Cuaderno de invierno, 47
Pronto habrá que coger la tijera y descargar de ramas el paisaje. Me gusta la maraña de las ramas viejas y las nuevas, las que verdean de musgo y las que palidecen porque puede que estén secas. Se juntan las vivas y las muertas, sobre todo en la mañana gris, bajo el cielo plomizo, con veladuras de niebla que asciende del río y jirones de humo de alguna chimenea. Durarán hasta finales de febrero, incluso más, las quemas de rastrojos y la espesa humareda que cubre el valle, e irá desapareciendo el tupido ramaje, tan denso como cuando está lleno de hojas, y al mismo tiempo tan descarnado, porque la hojarasca del suelo ya se va pudriendo y quedan al aire las ramas que habría que cortar. Es ahora cuando más desnudo está el invierno, más patentes sus vedijas, más elocuente su exceso, sobre todo en los frutales que no podamos el año pasado y ya se han estirado hasta más arriba de lo que da la escalera para recoger sus frutos. Vienen días de salvaje domesticación, de poda sin contemplaciones. Se terminó el mirar el frío al abrigo del hogar. Toca sacar el fuego, pelearse contra lo que no estorbaba. Pero la misma naturaleza de los frutales hace que si se dejan varios años no se desparramen como las nogueras viejas sino que se enreden en un ovillo de ramúnculos que, como los arces, acaban asfixiándose los unos a los otros, sobre todo si ya se han podado alguna vez.
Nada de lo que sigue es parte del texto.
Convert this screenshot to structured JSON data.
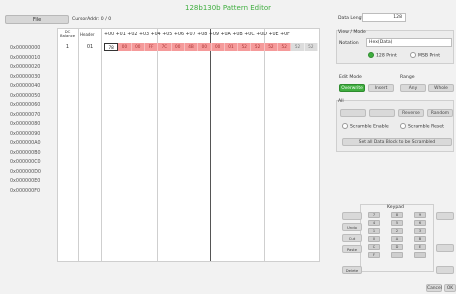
{
  "title": "128b130b Pattern Editor",
  "file_label": "File",
  "cursor_addr": "CursorAddr: 0 / 0",
  "grid": {
    "bit_balance_label": "DC Balance",
    "header_label": "Header",
    "columns": "+00 +01 +02 +03 +04 +05 +06 +07 +08 +09 +0A +0B +0C +0D +0E +0F",
    "addresses": [
      "0x00000000",
      "0x00000010",
      "0x00000020",
      "0x00000030",
      "0x00000040",
      "0x00000050",
      "0x00000060",
      "0x00000070",
      "0x00000080",
      "0x00000090",
      "0x000000A0",
      "0x000000B0",
      "0x000000C0",
      "0x000000D0",
      "0x000000E0",
      "0x000000F0"
    ],
    "row1_bit": "1",
    "row1_header": "01",
    "row1_cells": [
      "78",
      "00",
      "00",
      "FF",
      "7C",
      "00",
      "4B",
      "00",
      "00",
      "01",
      "52",
      "52",
      "52",
      "52",
      "52",
      "52"
    ]
  },
  "data_length": {
    "label": "Data Length",
    "value": "128"
  },
  "view_mode": {
    "title": "View / Mode",
    "notation_label": "Notation",
    "notation_value": "Hex(Data)",
    "opt1": "128 Print",
    "opt2": "MSB Print"
  },
  "edit_mode": {
    "title": "Edit Mode",
    "overwrite": "Overwrite",
    "insert": "Insert"
  },
  "range": {
    "title": "Range",
    "any": "Any",
    "whole": "Whole"
  },
  "all_section": {
    "title": "All",
    "reverse": "Reverse",
    "random": "Random",
    "scramble_enable": "Scramble Enable",
    "scramble_reset": "Scramble Reset",
    "set_all": "Set all Data Block to be Scrambled"
  },
  "keypad": {
    "title": "Keypad",
    "keys": [
      "7",
      "8",
      "9",
      "4",
      "5",
      "6",
      "1",
      "2",
      "3",
      "0",
      "A",
      "B",
      "C",
      "D",
      "E",
      "F",
      "",
      ""
    ],
    "left_buttons": [
      "",
      "Undo",
      "Cut",
      "Paste"
    ],
    "delete_label": "Delete",
    "right_buttons": [
      "",
      "",
      ""
    ]
  },
  "bottom": {
    "cancel": "Cancel",
    "ok": "OK"
  },
  "colors": {
    "accent": "#3fae3f",
    "cell_red": "#f59a9a"
  }
}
Es lo que nos pasó con un chupón de cerezo nacido del tronco que cortamos de uno viejo. Está entre dos cerezos grandes, de más de quince metros cada uno, y queríamos dejarlo que se hiciera como ellos pero un año lo podamos y las ramas crecen todas paralelas, no se abre por sí mismo, no deja que el aire lo atraviese, así que mejor lo reducimos a un cerezo de cultivo en el que no haya que instalar dos pisos de andamios para llegar a las ramas más altas, un arbolito entre gigantes, una planta doméstica entre ancianos libres.
Pierdo la mirada en esta celosía de grises, esta empalizada sin hojas en la que también me oculto de los paseantes de la vega. Mantenerla sana implica descubrirse, abrirse al valle. Pero pienso que persistir en la maraña quizá no sea tan perjudicial para los árboles, ni para una cierta sensación de austeridad.